Chain-of-Thought Trace Formatter

Reformat verbose CoT reasoning into a clean numbered step trace.

Detects reasoning steps in LLM output — numbered, lettered, bulleted, or prose-style — and reformats them into a clean numbered trace with step IDs plus a separated final-answer section, making long chain-of-thought output skimmable. It runs free in your browser on Gera Tools, with nothing uploaded.

Last updated Source: Gera Tools

What step formats are detected?

Numbered (1. / 1) / Step 1:), lettered (a. / A)), bulleted (- / * / •), and prose markers like First, Next, Then, Finally. When no explicit markers exist, it falls back to splitting on blank lines so you still get a readable trace.

Chain-of-thought trace formatter

Chain-of-thought output is invaluable for debugging a model’s reasoning, but raw CoT is a wall of prose with inconsistent step markers — sometimes numbered, sometimes “First… then… finally”, sometimes just paragraphs. This tool detects whatever structure is there, normalises it into a clean numbered trace with step IDs, and separates the final answer so you can scan the logic at a glance.

How it works

The formatter scans the text for step boundaries using a priority of marker styles: explicit numbering (1., Step 2:), letters (a), B.), bullets (-, *, ), and prose transitions (First, Next, Then, Finally). It splits the text at those boundaries into discrete steps and renumbers them sequentially with S1, S2, S3 IDs. It then searches the tail for a conclusion marker — Final answer, Answer:, Therefore, In conclusion — and lifts that segment into a dedicated final-answer panel. When no markers exist at all, it falls back to splitting on blank lines so even unstructured reasoning becomes a readable list. Nothing is paraphrased; every character of input is preserved in its new home.

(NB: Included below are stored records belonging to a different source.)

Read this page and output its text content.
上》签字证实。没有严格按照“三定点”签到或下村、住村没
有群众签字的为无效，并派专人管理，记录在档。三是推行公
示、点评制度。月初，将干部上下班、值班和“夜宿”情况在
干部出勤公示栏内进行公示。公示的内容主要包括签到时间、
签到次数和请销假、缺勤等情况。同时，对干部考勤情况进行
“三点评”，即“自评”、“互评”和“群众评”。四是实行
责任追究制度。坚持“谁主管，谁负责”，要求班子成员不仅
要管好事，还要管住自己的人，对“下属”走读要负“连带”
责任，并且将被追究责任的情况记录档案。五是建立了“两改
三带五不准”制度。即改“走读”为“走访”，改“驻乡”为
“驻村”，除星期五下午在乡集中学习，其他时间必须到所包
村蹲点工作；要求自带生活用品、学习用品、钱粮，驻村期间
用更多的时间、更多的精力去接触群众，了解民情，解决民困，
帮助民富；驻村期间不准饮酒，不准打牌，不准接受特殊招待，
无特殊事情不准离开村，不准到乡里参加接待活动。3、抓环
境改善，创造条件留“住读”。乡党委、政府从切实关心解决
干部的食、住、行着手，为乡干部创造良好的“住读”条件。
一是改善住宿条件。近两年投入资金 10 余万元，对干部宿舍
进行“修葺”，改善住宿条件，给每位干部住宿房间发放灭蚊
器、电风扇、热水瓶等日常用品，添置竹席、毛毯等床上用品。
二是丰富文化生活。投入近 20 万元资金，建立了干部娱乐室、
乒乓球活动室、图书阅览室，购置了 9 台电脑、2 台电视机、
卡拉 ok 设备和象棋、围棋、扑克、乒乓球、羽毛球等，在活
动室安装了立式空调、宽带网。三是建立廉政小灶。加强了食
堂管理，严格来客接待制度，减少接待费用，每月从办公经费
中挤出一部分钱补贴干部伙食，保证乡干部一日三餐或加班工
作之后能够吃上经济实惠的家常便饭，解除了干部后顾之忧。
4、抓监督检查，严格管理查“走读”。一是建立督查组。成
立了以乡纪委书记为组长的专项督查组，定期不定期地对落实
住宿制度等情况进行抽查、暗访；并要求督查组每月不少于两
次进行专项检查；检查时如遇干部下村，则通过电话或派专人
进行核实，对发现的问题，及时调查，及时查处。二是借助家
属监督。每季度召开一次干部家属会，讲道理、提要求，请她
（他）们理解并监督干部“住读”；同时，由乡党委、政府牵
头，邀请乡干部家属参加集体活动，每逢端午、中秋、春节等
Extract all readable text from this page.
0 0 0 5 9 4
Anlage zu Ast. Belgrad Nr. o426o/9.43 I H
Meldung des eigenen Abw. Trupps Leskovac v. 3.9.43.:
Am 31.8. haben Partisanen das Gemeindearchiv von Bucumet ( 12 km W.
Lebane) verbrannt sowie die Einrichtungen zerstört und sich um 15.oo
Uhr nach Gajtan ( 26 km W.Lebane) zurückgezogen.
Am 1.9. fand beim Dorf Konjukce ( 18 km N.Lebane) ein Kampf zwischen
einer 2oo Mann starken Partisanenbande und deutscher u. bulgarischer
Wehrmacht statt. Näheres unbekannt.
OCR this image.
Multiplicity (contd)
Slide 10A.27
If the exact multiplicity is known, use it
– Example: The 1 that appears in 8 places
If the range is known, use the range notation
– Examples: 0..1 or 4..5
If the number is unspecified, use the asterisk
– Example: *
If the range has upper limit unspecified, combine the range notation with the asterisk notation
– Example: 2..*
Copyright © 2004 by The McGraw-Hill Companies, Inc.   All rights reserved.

Why chain-of-thought traces are hard to read raw

When you prompt a model with chain-of-thought instructions, the output is verbose by design. A single reasoning trace for a multi-step problem might span 600–2,000 tokens of dense prose where the model works through considerations, revises earlier assumptions, and arrives at a conclusion. Reading that linearly is slow, and spotting where the reasoning went wrong requires holding the whole trace in working memory.

The specific problems a formatter solves:

  • Inconsistent markers. The same model may number steps with “1.”, “Step 1:”, “First,”, or ”-” across different responses, making programmatic parsing unreliable without normalization.
  • Mixed reasoning and conclusion. The final answer often gets buried at the end of a long paragraph rather than standing apart. Separating it makes it immediately findable.
  • Inconsistent granularity. Some steps in the same trace are a sentence; others are a paragraph. Normalising to a step-per-boundary structure makes comparison across traces easier.
  • Copy-paste awkwardness. Raw CoT has no clean copy target — the formatter gives you a single “copy trace” action.

Using formatted traces for evaluation

Formatted CoT traces are particularly useful in LLM evaluation workflows:

Reviewing model reasoning on hard cases. When a model gives a wrong answer, the trace shows where the reasoning diverged. With numbered steps and an isolated conclusion, you can identify specifically at step S3 where a wrong assumption entered, rather than re-reading the whole output.

Comparing traces across models or prompts. Normalized step numbering makes it easier to align traces from two different model configurations and see where they diverged.

Spotting sycophancy and revision patterns. Some CoT traces include self-correction steps where the model revises an earlier answer. These are easy to miss in raw prose but visible when the trace is step-numbered and you can see “S4: revising my earlier conclusion from S2”.

Prompt debugging. If a model is skipping a reasoning step you expected, a clean trace makes the gap obvious in a way that raw output does not.

Tips and notes

  • Great for eval review. A clean numbered trace makes it obvious where a model’s reasoning diverged, which is hard to spot in raw prose.
  • Prose-style works too. “First I considered… then I checked…” is detected even without numbers.
  • The final answer is highlighted. Use it to confirm the conclusion actually follows from the listed steps.
  • Everything is local. No network calls; copy the formatted trace with one button.